On Monday, just over three years after she went public about being indecently assaulted by married Hillsong Church administrator Jason Mays, Crenshaw's attorney announced they had reached an undisclosed settlement agreement with the megachurch for the harm she suffered as a result of the assault.
The settlement was expected to head off a five-day trail which is now back in play. Crenshaw, who is the daughter of Victory Church Senior Pastor Ed Crenshaw in Pennsylvania, said she was disheartened when the church asked her to sign an NDA as part of the settlement and also asked that she release a joint statement saying the church had immediately reported her assault to local police when she came forward, even though it took the church five months.
“There is so much shame that comes with these types of abuses and victims shouldn’t feel shame. I worked so hard in finding my voice in coming forward from my initial report to Hillsong and they have from day one tried to silence me,” Crenshaw said. “That is not what I was seeking in the justice process. It wasn’t to come here, get their money, and walk away without my voice,” Crenshaw said. “It was to get some accountability and a real sense of justice and hope that they would really change in moving forward. I think this is just evidence that despite their new leadership, they have the same tactics.”
Crenshaw was just 18 in 2016 when she says Mays, who was then serving as a Hillsong staff administrator and volunteer singer, sexually assaulted her at a social gathering in Australia. Crenshaw and her father said it took a serious fight from them to hold Mays accountable. He eventually pleaded guilty to indecent assault.
“Jason grabbed me, putting his hand between my legs and his head on my stomach and began kissing my stomach. I felt his arms and hands wrapped around my legs making contact with my inner thigh, butt, and crotch,” she wrote in a 2018 statement reviewed by The Christian Post.

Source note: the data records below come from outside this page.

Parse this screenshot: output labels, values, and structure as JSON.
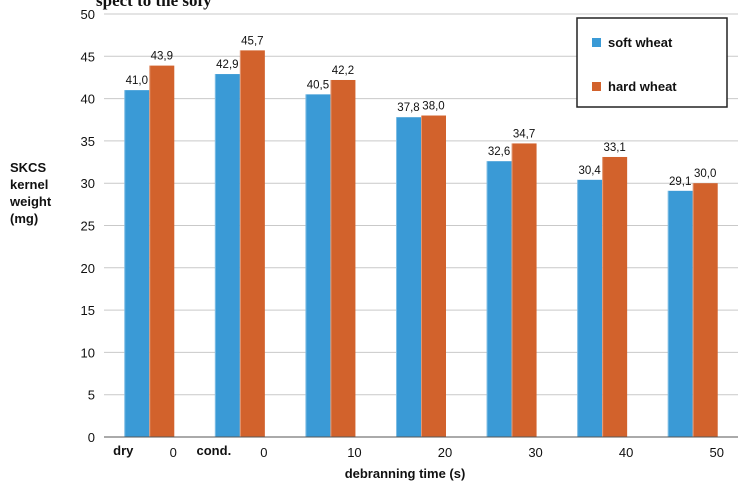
{
  "header_text": "spect to the sofy",
  "chart_data": {
    "type": "bar",
    "title": "",
    "xlabel": "debranning time (s)",
    "ylabel_lines": [
      "SKCS",
      "kernel",
      "weight",
      "(mg)"
    ],
    "ylim": [
      0,
      50
    ],
    "ytick_step": 5,
    "grid": true,
    "legend_position": "top-right",
    "categories": [
      "0",
      "0",
      "10",
      "20",
      "30",
      "40",
      "50"
    ],
    "category_prefixes": [
      "dry",
      "cond.",
      "",
      "",
      "",
      "",
      ""
    ],
    "series": [
      {
        "name": "soft wheat",
        "color": "#3a9ad6",
        "values": [
          41.0,
          42.9,
          40.5,
          37.8,
          32.6,
          30.4,
          29.1
        ],
        "labels": [
          "41,0",
          "42,9",
          "40,5",
          "37,8",
          "32,6",
          "30,4",
          "29,1"
        ]
      },
      {
        "name": "hard wheat",
        "color": "#d2622c",
        "values": [
          43.9,
          45.7,
          42.2,
          38.0,
          34.7,
          33.1,
          30.0
        ],
        "labels": [
          "43,9",
          "45,7",
          "42,2",
          "38,0",
          "34,7",
          "33,1",
          "30,0"
        ]
      }
    ]
  }
}
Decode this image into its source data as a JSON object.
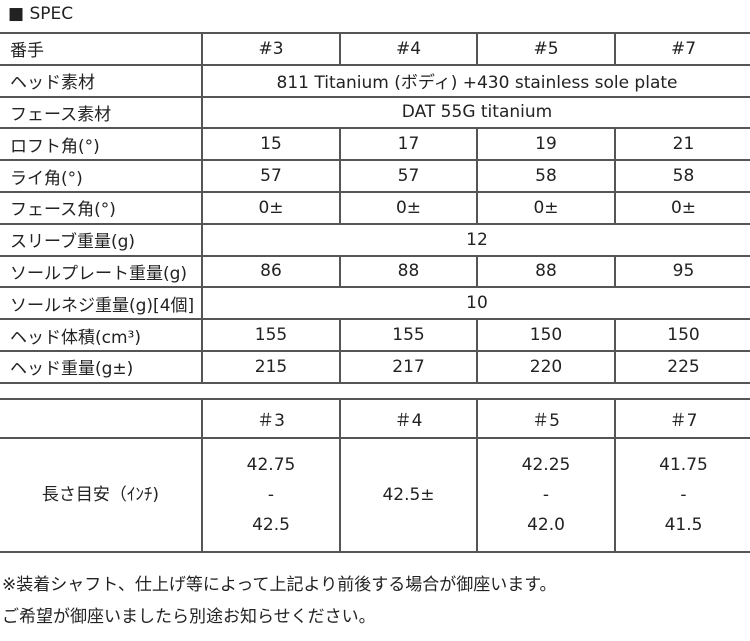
{
  "title": "■ SPEC",
  "spec": {
    "header": [
      "番手",
      "#3",
      "#4",
      "#5",
      "#7"
    ],
    "head_material": {
      "label": "ヘッド素材",
      "value": "811 Titanium (ボディ) +430 stainless sole plate"
    },
    "face_material": {
      "label": "フェース素材",
      "value": "DAT 55G titanium"
    },
    "rows": [
      {
        "label": "ロフト角(°)",
        "values": [
          "15",
          "17",
          "19",
          "21"
        ]
      },
      {
        "label": "ライ角(°)",
        "values": [
          "57",
          "57",
          "58",
          "58"
        ]
      },
      {
        "label": "フェース角(°)",
        "values": [
          "0±",
          "0±",
          "0±",
          "0±"
        ]
      }
    ],
    "sleeve": {
      "label": "スリーブ重量(g)",
      "value": "12"
    },
    "sole_plate": {
      "label": "ソールプレート重量(g)",
      "values": [
        "86",
        "88",
        "88",
        "95"
      ]
    },
    "sole_screw": {
      "label": "ソールネジ重量(g)[4個]",
      "value": "10"
    },
    "rows2": [
      {
        "label": "ヘッド体積(cm³)",
        "values": [
          "155",
          "155",
          "150",
          "150"
        ]
      },
      {
        "label": "ヘッド重量(g±)",
        "values": [
          "215",
          "217",
          "220",
          "225"
        ]
      }
    ]
  },
  "length": {
    "header": [
      "",
      "＃3",
      "＃4",
      "＃5",
      "＃7"
    ],
    "label": "長さ目安（ｲﾝﾁ)",
    "values": [
      {
        "top": "42.75",
        "sep": "-",
        "bottom": "42.5"
      },
      {
        "single": "42.5±"
      },
      {
        "top": "42.25",
        "sep": "-",
        "bottom": "42.0"
      },
      {
        "top": "41.75",
        "sep": "-",
        "bottom": "41.5"
      }
    ]
  },
  "notes": [
    "※装着シャフト、仕上げ等によって上記より前後する場合が御座います。",
    "ご希望が御座いましたら別途お知らせください。"
  ]
}
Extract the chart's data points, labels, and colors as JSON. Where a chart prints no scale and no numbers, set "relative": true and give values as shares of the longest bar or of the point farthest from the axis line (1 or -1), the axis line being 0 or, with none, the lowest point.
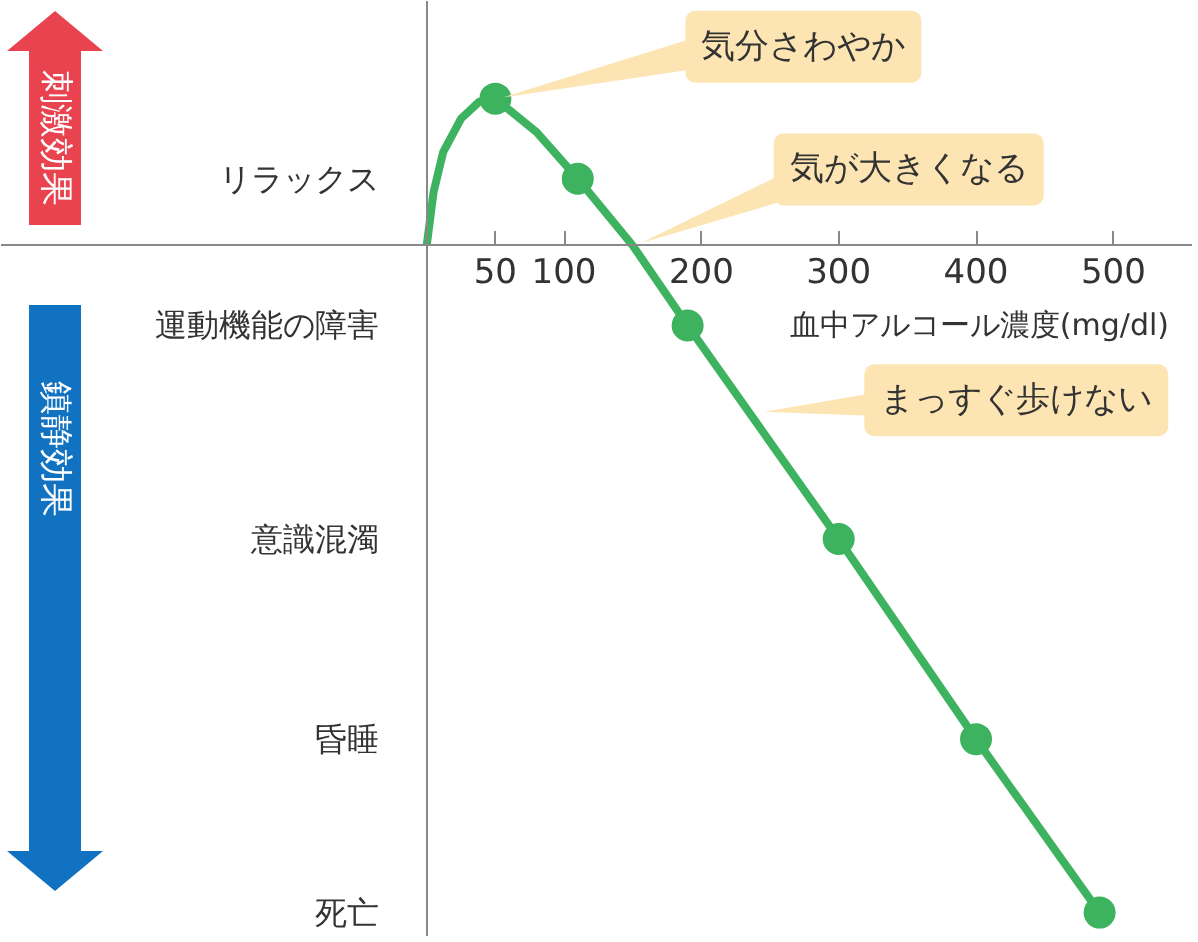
{
  "chart_data": {
    "type": "line",
    "relative": true,
    "xlabel": "血中アルコール濃度(mg/dl)",
    "xlim": [
      -310,
      558
    ],
    "xticks": [
      50,
      100,
      200,
      300,
      400,
      500
    ],
    "series": [
      {
        "color": "#3db25f",
        "marker": "none",
        "x": [
          0,
          5,
          12,
          25,
          38,
          50,
          80,
          110,
          150,
          190,
          300,
          400,
          490
        ],
        "values": [
          0,
          0.08,
          0.14,
          0.19,
          0.215,
          0.22,
          0.17,
          0.1,
          0.0,
          -0.12,
          -0.44,
          -0.74,
          -1
        ]
      },
      {
        "type": "scatter",
        "color": "#3db25f",
        "marker": "circle",
        "x": [
          50,
          110,
          190,
          300,
          400,
          490
        ],
        "values": [
          0.22,
          0.1,
          -0.12,
          -0.44,
          -0.74,
          -1
        ]
      }
    ],
    "annotations": [
      {
        "text": "気分さわやか",
        "x": 50,
        "y": 0.22
      },
      {
        "text": "気が大きくなる",
        "x": 150,
        "y": 0
      },
      {
        "text": "まっすぐ歩けない",
        "x": 240,
        "y": -0.25
      },
      "リラックス",
      "運動機能の障害",
      "意識混濁",
      "昏睡",
      "死亡",
      "刺激効果",
      "鎮静効果"
    ],
    "grid": false
  }
}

She said she told Margaret Aghajanian, then-head of Hillsong Church's pastoral care oversight, that Mays — the son of John Mays, the church’s then-head of human resources — had assaulted her, but her complaint was minimized.
“I felt like I could not say anything about the Jason incident because his friend had said not to, insisting that he was a good guy, and this was not a normal behavior for him. After the incident until now I feel uncomfortable when I come into the same area as him,” Crenshaw said in her statement to Aghajanian.
If she didn’t have a strong support network, Crenshaw told CP she wouldn't have been able to get Mays to plead guilty to “assault with an act of indecency” in 2019.